State Of Charge -- the lower the voltage available (SOC) then lower the performance. The thread above is about how at some point the batter no longer has enough on demand power available to provide full acceleration to the car, which makes perfect sense when you think about it a bit.

 

[sambennett]

Thanks for breaking it down to me!

 

[qwk]

To add further to this, Tesla also underrated the power. My S85 hits 320+kW with a warm pack, and there are reports of P85 cars hitting 360kW.

 

[lloyds]

isn't it true that driving the car hard at a low SOC is bad for the battery pack as well?

 

[Johan]

Sorry to resurrect an old thread, but I'd like some good opinions on the following:

We know the only difference between a P85 and S85 is the inverter. I'ts rated at 1200A for the P and 900A for the S. At 100% SOC the P has more power than the S. At 0% both a P and an S will have 0 power. Imagine two peak power curves for a P model and an S model with power on the Y-axis and SOC on the X-axis.

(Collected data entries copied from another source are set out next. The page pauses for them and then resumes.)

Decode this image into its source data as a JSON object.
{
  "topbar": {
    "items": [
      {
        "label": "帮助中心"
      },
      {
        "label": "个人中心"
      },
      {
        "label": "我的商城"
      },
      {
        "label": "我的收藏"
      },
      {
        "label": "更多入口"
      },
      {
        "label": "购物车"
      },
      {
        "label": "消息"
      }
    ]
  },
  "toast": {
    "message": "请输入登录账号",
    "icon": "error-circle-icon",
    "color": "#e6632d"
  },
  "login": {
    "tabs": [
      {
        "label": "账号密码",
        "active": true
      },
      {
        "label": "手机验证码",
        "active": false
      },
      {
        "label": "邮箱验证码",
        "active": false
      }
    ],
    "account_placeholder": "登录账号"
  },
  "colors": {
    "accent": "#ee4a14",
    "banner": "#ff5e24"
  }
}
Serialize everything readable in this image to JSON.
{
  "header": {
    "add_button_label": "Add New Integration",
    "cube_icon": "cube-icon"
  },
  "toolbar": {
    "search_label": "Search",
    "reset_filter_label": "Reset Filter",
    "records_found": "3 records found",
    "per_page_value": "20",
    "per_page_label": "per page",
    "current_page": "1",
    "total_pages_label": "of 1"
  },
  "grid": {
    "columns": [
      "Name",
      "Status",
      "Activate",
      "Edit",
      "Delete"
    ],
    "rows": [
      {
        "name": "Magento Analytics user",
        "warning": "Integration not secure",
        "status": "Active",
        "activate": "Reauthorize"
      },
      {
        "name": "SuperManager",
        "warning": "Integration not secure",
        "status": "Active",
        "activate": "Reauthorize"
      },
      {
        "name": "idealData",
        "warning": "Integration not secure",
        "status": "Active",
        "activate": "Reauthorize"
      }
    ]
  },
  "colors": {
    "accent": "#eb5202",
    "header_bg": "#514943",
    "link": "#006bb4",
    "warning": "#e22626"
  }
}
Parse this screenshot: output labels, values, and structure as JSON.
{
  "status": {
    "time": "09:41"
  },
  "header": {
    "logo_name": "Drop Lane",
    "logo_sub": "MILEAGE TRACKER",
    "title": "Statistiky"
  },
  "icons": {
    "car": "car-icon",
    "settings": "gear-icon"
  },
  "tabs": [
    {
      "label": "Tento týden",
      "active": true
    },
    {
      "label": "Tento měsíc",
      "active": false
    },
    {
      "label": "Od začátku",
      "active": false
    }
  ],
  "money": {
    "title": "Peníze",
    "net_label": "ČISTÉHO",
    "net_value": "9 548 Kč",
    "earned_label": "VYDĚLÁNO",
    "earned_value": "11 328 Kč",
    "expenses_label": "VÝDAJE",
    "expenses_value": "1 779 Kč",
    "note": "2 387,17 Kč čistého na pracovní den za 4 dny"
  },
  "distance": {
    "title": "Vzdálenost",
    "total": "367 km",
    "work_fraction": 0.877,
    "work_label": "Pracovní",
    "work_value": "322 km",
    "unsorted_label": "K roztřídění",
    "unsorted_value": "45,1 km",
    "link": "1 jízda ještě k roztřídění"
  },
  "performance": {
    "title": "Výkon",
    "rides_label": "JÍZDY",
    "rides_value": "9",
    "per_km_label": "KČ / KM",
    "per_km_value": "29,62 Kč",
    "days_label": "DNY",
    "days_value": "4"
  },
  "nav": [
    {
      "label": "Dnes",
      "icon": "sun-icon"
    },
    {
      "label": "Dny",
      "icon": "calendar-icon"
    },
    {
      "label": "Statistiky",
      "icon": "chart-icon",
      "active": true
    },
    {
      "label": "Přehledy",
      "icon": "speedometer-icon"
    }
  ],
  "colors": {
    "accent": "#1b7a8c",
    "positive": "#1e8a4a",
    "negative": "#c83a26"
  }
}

The P curve starts higher than the S curve and they both end at 0, so obviously the P curve will slant more downward, that's a given but what I'm wondering is:

- At what SOC (supposedly before 0% SOC) does the P curve trace the S curve (i.e. there is no longer a benefit to the P version of the car)?

- Can the bigger inverter on the P model keep it's curve flatter further out along the X-axis (i.e. as SOC is declining) due to the fact that the beefed up inverter can compensate for voltage of the pack dropping with lower SOC by pulling more amps from the battery? I guess another way of stating this question is: as SOC declines is there a point where the battery can still deliver >900A of current so that the P can better keep up peak power than the S version of the car, and if so at what SOC is the battery no longer able to deliver >900A?

 

[VolkerP]

I think the 900A vs 1200A rating is the motor current. If you look at the torque via RPM curves, the performance inverter produces higher torque until both hit the power limit curve. So I'd say the performance inverter is able to route more power at lower RPMs to the motor as long as the pack's power is not maxed out.